The dog gave a soft bark as if to say, “pleased to meet you.”
The stared at each other for a long time, the dog panting and the girl shivering, her body slowly being consumed by goose bumps. She thought longingly of the towel a few feet away.
“I thought you were a pretty silver dog,” she said. “Is there another dog here?”
The Doberman closed its mouth and turned its head back to the house. She followed his gaze and saw a tall man walking down the steps. He was carrying a suitcase awkwardly. Angela watched him put it next to a sloppy pile of luggage that was gathered in the middle of the driveway. She’d seen this man before, but not dressed like this. His long hair was tied back in a ponytail and his normal suit had been exchanged for a t-shirt and jeans. The t-shirt was a weird neon pink. Angela could just make out a palm tree on the front. The Doberman barked loudly and then turned back to her.
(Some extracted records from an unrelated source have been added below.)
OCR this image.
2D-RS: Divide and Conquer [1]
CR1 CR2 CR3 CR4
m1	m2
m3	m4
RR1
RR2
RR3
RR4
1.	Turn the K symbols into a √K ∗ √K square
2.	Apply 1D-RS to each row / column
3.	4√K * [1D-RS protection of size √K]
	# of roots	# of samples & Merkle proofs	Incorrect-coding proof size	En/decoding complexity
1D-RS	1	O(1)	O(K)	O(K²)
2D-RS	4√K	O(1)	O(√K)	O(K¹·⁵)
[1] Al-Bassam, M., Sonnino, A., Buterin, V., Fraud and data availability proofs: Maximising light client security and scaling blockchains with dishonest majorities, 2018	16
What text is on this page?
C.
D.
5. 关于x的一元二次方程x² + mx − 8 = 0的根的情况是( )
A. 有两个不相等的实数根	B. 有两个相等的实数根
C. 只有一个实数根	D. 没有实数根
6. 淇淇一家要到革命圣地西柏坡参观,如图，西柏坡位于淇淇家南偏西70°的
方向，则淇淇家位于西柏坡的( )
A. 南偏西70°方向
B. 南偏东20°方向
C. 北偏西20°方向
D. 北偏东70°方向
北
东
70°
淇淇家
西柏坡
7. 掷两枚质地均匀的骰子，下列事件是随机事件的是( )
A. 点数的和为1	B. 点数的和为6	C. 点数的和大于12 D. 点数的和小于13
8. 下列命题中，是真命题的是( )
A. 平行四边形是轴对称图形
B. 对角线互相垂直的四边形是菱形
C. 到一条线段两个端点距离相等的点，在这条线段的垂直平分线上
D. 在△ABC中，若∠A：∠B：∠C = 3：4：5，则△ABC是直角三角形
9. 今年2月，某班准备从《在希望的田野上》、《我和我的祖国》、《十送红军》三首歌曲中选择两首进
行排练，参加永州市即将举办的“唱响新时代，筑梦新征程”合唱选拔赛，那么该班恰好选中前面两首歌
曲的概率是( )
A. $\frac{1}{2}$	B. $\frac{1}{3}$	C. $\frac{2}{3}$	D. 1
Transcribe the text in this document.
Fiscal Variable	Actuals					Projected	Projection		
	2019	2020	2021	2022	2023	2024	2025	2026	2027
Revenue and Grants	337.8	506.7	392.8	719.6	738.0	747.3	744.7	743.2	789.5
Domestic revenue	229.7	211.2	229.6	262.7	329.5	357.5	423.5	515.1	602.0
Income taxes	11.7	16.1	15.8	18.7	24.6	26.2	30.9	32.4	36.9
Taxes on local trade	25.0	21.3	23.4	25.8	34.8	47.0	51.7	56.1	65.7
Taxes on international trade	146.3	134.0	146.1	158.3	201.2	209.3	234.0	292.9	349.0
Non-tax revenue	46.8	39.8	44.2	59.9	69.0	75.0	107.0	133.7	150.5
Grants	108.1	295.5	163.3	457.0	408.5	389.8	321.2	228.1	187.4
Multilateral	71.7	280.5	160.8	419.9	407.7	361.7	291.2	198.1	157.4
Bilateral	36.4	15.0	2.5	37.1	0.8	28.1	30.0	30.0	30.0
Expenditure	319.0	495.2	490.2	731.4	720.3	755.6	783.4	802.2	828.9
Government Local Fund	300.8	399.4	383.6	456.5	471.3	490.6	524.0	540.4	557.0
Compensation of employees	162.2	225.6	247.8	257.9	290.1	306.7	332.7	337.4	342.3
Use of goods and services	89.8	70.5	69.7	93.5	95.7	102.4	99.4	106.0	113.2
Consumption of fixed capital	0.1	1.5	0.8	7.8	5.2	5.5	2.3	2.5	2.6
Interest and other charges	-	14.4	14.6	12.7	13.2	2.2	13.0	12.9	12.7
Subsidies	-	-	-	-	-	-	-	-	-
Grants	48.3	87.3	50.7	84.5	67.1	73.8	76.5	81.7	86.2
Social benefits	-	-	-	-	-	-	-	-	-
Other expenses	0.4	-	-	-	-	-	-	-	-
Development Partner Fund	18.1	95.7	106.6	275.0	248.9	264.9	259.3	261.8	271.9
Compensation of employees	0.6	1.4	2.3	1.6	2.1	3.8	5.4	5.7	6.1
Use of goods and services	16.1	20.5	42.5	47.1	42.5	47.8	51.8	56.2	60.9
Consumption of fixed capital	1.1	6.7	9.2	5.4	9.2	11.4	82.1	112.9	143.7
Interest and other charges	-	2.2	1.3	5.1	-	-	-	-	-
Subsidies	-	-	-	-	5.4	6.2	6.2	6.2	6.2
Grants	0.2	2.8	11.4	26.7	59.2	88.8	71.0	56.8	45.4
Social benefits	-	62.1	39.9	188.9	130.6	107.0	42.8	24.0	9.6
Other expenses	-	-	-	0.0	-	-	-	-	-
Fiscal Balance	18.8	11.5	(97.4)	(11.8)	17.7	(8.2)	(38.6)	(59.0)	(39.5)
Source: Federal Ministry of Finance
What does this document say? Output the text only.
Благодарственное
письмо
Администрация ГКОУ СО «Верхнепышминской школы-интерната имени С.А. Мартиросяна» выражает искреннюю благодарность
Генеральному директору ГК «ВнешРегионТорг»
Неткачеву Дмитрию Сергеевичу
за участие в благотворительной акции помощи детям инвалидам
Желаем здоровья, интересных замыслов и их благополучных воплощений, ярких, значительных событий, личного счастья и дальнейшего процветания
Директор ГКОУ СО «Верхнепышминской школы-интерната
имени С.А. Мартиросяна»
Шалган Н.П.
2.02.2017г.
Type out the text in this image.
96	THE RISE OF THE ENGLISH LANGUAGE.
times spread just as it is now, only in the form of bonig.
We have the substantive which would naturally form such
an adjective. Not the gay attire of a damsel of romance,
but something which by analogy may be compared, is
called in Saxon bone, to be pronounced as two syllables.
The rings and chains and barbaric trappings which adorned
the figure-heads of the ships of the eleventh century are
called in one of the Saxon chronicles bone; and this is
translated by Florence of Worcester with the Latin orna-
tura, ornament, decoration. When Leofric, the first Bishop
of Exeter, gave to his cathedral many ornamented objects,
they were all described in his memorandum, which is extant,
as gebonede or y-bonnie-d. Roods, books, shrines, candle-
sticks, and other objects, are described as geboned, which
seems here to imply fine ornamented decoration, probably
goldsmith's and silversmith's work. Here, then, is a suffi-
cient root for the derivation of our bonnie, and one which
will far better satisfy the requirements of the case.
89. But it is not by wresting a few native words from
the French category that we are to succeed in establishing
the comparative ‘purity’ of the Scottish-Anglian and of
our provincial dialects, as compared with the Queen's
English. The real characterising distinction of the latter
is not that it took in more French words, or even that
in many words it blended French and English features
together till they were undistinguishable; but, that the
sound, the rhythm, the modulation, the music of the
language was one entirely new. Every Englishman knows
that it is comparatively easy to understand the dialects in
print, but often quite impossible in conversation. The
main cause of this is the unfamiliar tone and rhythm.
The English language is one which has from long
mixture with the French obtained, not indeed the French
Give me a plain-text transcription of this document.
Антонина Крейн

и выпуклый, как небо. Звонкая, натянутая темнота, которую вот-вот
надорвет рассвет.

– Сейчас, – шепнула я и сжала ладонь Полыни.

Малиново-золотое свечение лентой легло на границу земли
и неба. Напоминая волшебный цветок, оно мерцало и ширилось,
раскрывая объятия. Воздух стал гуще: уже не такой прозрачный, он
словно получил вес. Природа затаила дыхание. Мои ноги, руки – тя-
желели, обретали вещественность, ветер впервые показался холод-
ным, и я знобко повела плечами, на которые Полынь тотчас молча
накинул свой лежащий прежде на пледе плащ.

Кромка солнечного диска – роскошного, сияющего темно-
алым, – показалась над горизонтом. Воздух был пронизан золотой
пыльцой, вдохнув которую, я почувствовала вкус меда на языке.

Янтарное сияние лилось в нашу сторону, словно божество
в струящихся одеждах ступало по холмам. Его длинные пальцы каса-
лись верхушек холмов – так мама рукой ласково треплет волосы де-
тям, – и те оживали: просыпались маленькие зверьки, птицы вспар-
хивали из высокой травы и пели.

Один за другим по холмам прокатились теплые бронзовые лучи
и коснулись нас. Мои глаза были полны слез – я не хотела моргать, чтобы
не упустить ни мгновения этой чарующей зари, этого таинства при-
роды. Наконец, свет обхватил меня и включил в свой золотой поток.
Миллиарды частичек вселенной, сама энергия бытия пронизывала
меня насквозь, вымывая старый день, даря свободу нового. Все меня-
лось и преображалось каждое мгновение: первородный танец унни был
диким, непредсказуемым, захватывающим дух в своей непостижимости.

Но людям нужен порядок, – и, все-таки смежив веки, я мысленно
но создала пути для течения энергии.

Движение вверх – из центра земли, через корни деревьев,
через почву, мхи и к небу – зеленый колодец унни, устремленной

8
The man looked their way and waved. Angela waved back and asked, forgetting she was talking to a dog, “where’s the other one? The young one?” She stared at the dog and felt the goose bumps prickle at her spine. She’d encountered dogs before and understood how perceptive they could seem, but she preferred the company of cats. Their aloofness was an attitude she aspired to and their size made them easy to cuddle. The Doberman’s gaze held something else, an understanding that was at the same time weirdly electric and also, to her growing annoyance, dismissive. She saw a child reflected in those golden eyes and nothing more. Angela chuffed, before lowering herself down to a flat-footed stance. All she could see was the top of the hedge and the upper floors of the house beyond.
There was a soft bark and a rustle. She heard the tall man shout “you helping me or not?”
She hugged herself, feeling the chill of this shady spot in her back yard. She went back for her beach towel and quickly folded herself into it. Angela felt that some understanding had been conveyed, though, she would have been less confused had her chance encounter not been with a dog. She peeked over the hedge one last time. The Doberman and the tall man were gone. She watched for a few minutes. He must have brought the dog into the house, she thought. Keep him out of the way. Dogs and children, her mother had once said, were always in the way. That was why they didn’t have a dog. That was why Angela preferred cats.
As she was about to leave another figure appeared on the porch. It was the younger man, wearing only shorts and sneakers, carrying a much larger suitcase, more like a chest you see in those old movies. He easily brought it to the rest of the luggage, taking a moment to straighten up the pile that was already there. She wished he’d been the one she talked to. He seemed closer to her in age, and so cool. She remembered a motorcycle at one point and thought that he wore an earring. She kept watching him, wishing him to look her way, thinking how cool it would be to have him walk over and say hello. Maybe she could get him something to drink. The other man must certainly be working him too hard. She wondered if he would sit with her by the pool. He must be hot.
Angela fantasized about telling Kylie how she’d spent the afternoon with her hot neighbor. He walked back to the house. He stopped, his foot on the first step. He turned toward Angela and waved. Instead of waving back she ducked down behind the hedge row trembling. That wasn’t a “oh hi there” wave, she thought. That was a “see you later” wave. There was recognition in that wave, and she tried to remember if she’d ever seen the young man up close. Had she seen his eyes? What color had they been?
Angela dropped her towel and dove into the sun-warmed water of the pool. She stayed under until the goosebumps disappeared and her sunscreen melted away.